40 von ihnen wurden mit Schnittwunden, Prellungen und Schocksymptomen in Münchner Krankenhäuser gebracht. Bis auf ein Mädchen (17) gelten alle als eher leicht verletzt. Die 17-Jährige erlitt schwere Aufprallverletzungen, wurde mit Verdacht auf Schädel- und Wirbelverletzungen in eine Klinik gebracht. Der Busfahrer (53), dessen Frau und ein Lehrer blieben unverletzt.

Die jungen Dänen sind alle Schüler des Handels-Gymnasiums in Grenaa – einer Hafenstadt in Jütland. Dort hat sich die Nachricht von dem schweren Unfall am Sonntag wie einer Lauffeuer herumgesprochen. Die Schüler wohnen seit einigen Tagen in einem Schwabinger Jugendhotel, unternahmen Ausflüge. Am Samstag waren sie in Garmisch, am Sonntag wollten sie die KZ-Gedenkstätte in Dachau besuchen. Auf der Fahrt dorthin übersah der Fahrer des dänischen Busunternehmens Nr. Nissum Turist offenbar das Höhenbegrenzungs-Schild: Nur 3,40 Meter! Bereits vor drei Jahren, am 17. Mai 2010, war dort ein Doppeldecker-Bus mit 57 Schülern und Lehrern stecken geblieben.

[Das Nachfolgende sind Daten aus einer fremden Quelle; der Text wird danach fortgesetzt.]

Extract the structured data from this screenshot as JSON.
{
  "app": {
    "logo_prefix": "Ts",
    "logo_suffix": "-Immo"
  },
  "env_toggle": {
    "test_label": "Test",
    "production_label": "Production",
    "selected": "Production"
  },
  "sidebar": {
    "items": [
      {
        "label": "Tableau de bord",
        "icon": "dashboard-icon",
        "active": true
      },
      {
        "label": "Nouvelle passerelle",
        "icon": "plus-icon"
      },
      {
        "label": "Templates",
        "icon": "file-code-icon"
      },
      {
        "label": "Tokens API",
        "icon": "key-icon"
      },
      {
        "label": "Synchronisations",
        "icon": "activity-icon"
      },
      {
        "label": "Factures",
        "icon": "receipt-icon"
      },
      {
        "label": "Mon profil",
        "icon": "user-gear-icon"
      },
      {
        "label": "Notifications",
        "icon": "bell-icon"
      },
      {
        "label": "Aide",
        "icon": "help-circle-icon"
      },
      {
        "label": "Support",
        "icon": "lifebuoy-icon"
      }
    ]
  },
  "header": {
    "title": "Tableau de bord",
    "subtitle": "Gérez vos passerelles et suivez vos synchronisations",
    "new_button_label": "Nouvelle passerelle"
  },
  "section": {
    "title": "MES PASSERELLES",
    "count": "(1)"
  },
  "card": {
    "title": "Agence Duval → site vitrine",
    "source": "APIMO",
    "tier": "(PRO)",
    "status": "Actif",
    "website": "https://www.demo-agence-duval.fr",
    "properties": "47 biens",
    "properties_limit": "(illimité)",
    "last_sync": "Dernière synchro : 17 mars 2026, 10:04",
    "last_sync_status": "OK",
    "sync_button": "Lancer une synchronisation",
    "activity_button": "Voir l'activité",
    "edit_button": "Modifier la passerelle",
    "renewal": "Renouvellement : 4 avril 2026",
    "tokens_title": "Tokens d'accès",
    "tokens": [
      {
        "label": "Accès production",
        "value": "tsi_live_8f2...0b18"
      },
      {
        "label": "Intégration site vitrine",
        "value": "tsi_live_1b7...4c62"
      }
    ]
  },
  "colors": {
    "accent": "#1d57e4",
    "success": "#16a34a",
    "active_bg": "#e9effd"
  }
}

Angesichts der großen Zahl Verletzter wurde speziell für die Rettungsdienste Großalarm ausgelöst. Auch das Kriseninterventionsteam des Arbeiter-Samariter-Bundes rückte mit drei Mitarbeitern aus. Das dänische Konsulat in München entsandte eine Mitarbeiterin an den Unfallort, hält Kontakt zu den Angehörigen. Der Busfahrer wurde noch am Unfallort vernommen. Die Bahnlinie nach Ostbayern und zum Flughafen musste für zwei Stunden gesperrt werden.

Ein Statiker stellte fest, dass die alte Brücke auch diese zweite Kollision wieder relativ unversehrt überstanden hat. Der Bus wurde abgeschleppt.

Im Laufe des Nachmittags kamen die meisten Schüler wieder zurück ins Hotel. Sie alle möchten jetzt so schnell wie möglich nach Hause.